Sensitivity analysis of a louvered micro-channel evaporator

Abstract

Most of the reported optimizations of micro-channel evaporators focus on specific variables, their priority has not been revealed. In the present study, a numerical model for a louvered micro-channel evaporator is established. The operating patterns under different cases are first revealed. Then, sensitivity analysis of operational and structural parameters is analyzed; sensitivity coefficients are additionally revealed to enumerate the priority. The results indicate that the influence mechanism and sensibility of different operating factors are distinct. The log-mean temperature difference (LMTD) increases first and then decreases with the air speed while the overall heat transfer coefficient increases first and then decreases with the inlet dryness. In other cases, the LMTD, heat transfer rate, entropy generation, and overall heat transfer coefficient display positive or negative variation trends with the operating factors. On the whole, the air speed, initial air temperature, and mass flow rate of the refrigerant play positive roles while the cross-sectional size and inlet dryness play opposite roles in determining the heat transfer performance.
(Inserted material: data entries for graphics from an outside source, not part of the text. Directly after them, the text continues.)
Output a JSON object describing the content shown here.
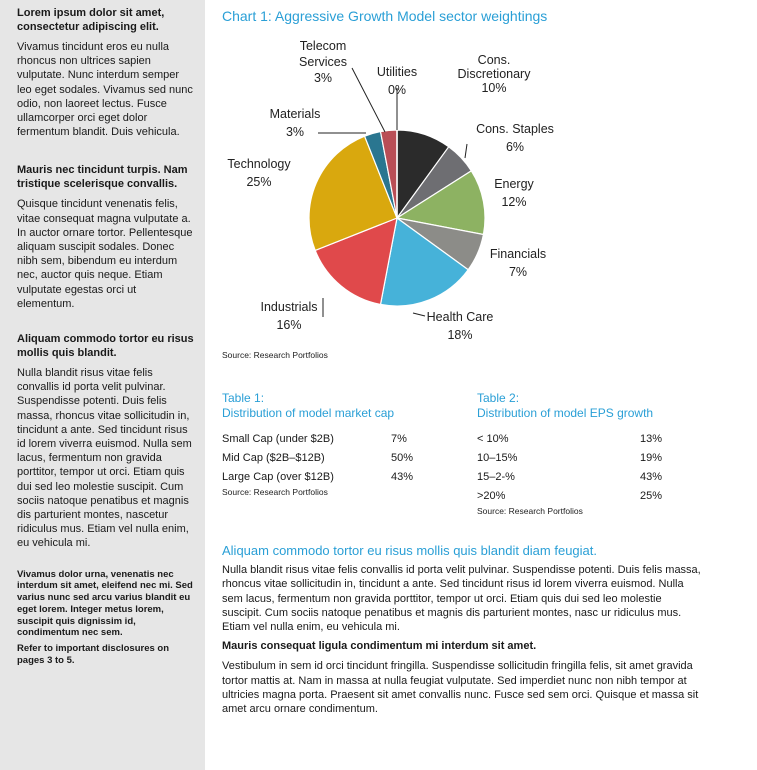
{
  "sidebar": {
    "sections": [
      {
        "heading": "Lorem ipsum dolor sit amet, consectetur adipiscing elit.",
        "body": "Vivamus tincidunt eros eu nulla rhoncus non ultrices sapien vulputate. Nunc interdum semper leo eget sodales. Vivamus sed nunc odio, non laoreet lectus. Fusce ullamcorper orci eget dolor fermentum blandit. Duis vehicula."
      },
      {
        "heading": "Mauris nec tincidunt turpis. Nam tristique scelerisque convallis.",
        "body": "Quisque tincidunt venenatis felis, vitae consequat magna vulputate a. In auctor ornare tortor. Pellentesque aliquam suscipit sodales. Donec nibh sem, bibendum eu interdum nec, auctor quis neque. Etiam vulputate egestas orci ut elementum."
      },
      {
        "heading": "Aliquam commodo tortor eu risus mollis quis blandit.",
        "body": "Nulla blandit risus vitae felis convallis id porta velit pulvinar. Suspendisse potenti. Duis felis massa, rhoncus vitae sollicitudin in, tincidunt a ante. Sed tincidunt risus id lorem viverra euismod. Nulla sem lacus, fermentum non gravida porttitor, tempor ut orci. Etiam quis dui sed leo molestie suscipit. Cum sociis natoque penatibus et magnis dis parturient montes, nascetur ridiculus mus. Etiam vel nulla enim, eu vehicula mi."
      }
    ],
    "footnote": "Vivamus dolor urna, venenatis nec interdum sit amet, eleifend nec mi. Sed varius nunc sed arcu varius blandit eu eget lorem. Integer metus lorem, suscipit quis dignissim id, condimentum nec sem.",
    "disclosure": "Refer to important disclosures on pages 3 to 5."
  },
  "chart": {
    "title": "Chart 1: Aggressive Growth Model sector weightings",
    "source": "Source: Research Portfolios"
  },
  "chart_data": {
    "type": "pie",
    "title": "Chart 1: Aggressive Growth Model sector weightings",
    "slices": [
      {
        "label": "Cons. Discretionary",
        "value": 10,
        "display": "10%",
        "color": "#2b2b2b"
      },
      {
        "label": "Cons. Staples",
        "value": 6,
        "display": "6%",
        "color": "#6e6e72"
      },
      {
        "label": "Energy",
        "value": 12,
        "display": "12%",
        "color": "#8db262"
      },
      {
        "label": "Financials",
        "value": 7,
        "display": "7%",
        "color": "#8c8c88"
      },
      {
        "label": "Health Care",
        "value": 18,
        "display": "18%",
        "color": "#46b2d9"
      },
      {
        "label": "Industrials",
        "value": 16,
        "display": "16%",
        "color": "#e0494b"
      },
      {
        "label": "Technology",
        "value": 25,
        "display": "25%",
        "color": "#d9a80e"
      },
      {
        "label": "Materials",
        "value": 3,
        "display": "3%",
        "color": "#2a7690"
      },
      {
        "label": "Telecom Services",
        "value": 3,
        "display": "3%",
        "color": "#b94e56"
      },
      {
        "label": "Utilities",
        "value": 0,
        "display": "0%",
        "color": "#aa3344"
      }
    ]
  },
  "table1": {
    "title": "Table 1:\nDistribution of model market cap",
    "rows": [
      {
        "label": "Small Cap (under $2B)",
        "value": "7%"
      },
      {
        "label": "Mid Cap ($2B–$12B)",
        "value": "50%"
      },
      {
        "label": "Large Cap (over $12B)",
        "value": "43%"
      }
    ],
    "source": "Source: Research Portfolios"
  },
  "table2": {
    "title": "Table 2:\nDistribution of model EPS growth",
    "rows": [
      {
        "label": "< 10%",
        "value": "13%"
      },
      {
        "label": "10–15%",
        "value": "19%"
      },
      {
        "label": "15–2-%",
        "value": "43%"
      },
      {
        "label": ">20%",
        "value": "25%"
      }
    ],
    "source": "Source: Research Portfolios"
  },
  "article": {
    "title": "Aliquam commodo tortor eu risus mollis quis blandit diam feugiat.",
    "paragraph1": "Nulla blandit risus vitae felis convallis id porta velit pulvinar. Suspendisse potenti. Duis felis massa, rhoncus vitae sollicitudin in, tincidunt a ante. Sed tincidunt risus id lorem viverra euismod. Nulla sem lacus, fermentum non gravida porttitor, tempor ut orci. Etiam quis dui sed leo molestie suscipit. Cum sociis natoque penatibus et magnis dis parturient montes, nasc ur ridiculus mus. Etiam vel nulla enim, eu vehicula mi.",
    "subheading": "Mauris consequat ligula condimentum mi interdum sit amet.",
    "paragraph2": "Vestibulum in sem id orci tincidunt fringilla. Suspendisse sollicitudin fringilla felis, sit amet gravida tortor mattis at. Nam in massa at nulla feugiat vulputate. Sed imperdiet nunc non nibh tempor at ultricies magna porta. Praesent sit amet convallis nunc. Fusce sed sem orci. Quisque et massa sit amet arcu ornare condimentum."
  }
}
Of which, the heat transfer rate is positively determined by the initial air temperature with the maximum value of 0.85 while negatively determined by the inlet dryness with the value of −0.23; the overall heat transfer coefficient is positively determined by the air speed with the value of 0.83 while negatively determined by the cross-sectional size with the maximum value of −0.41. The mass flow rate of the refrigerant makes no difference in determining the heat transfer performance.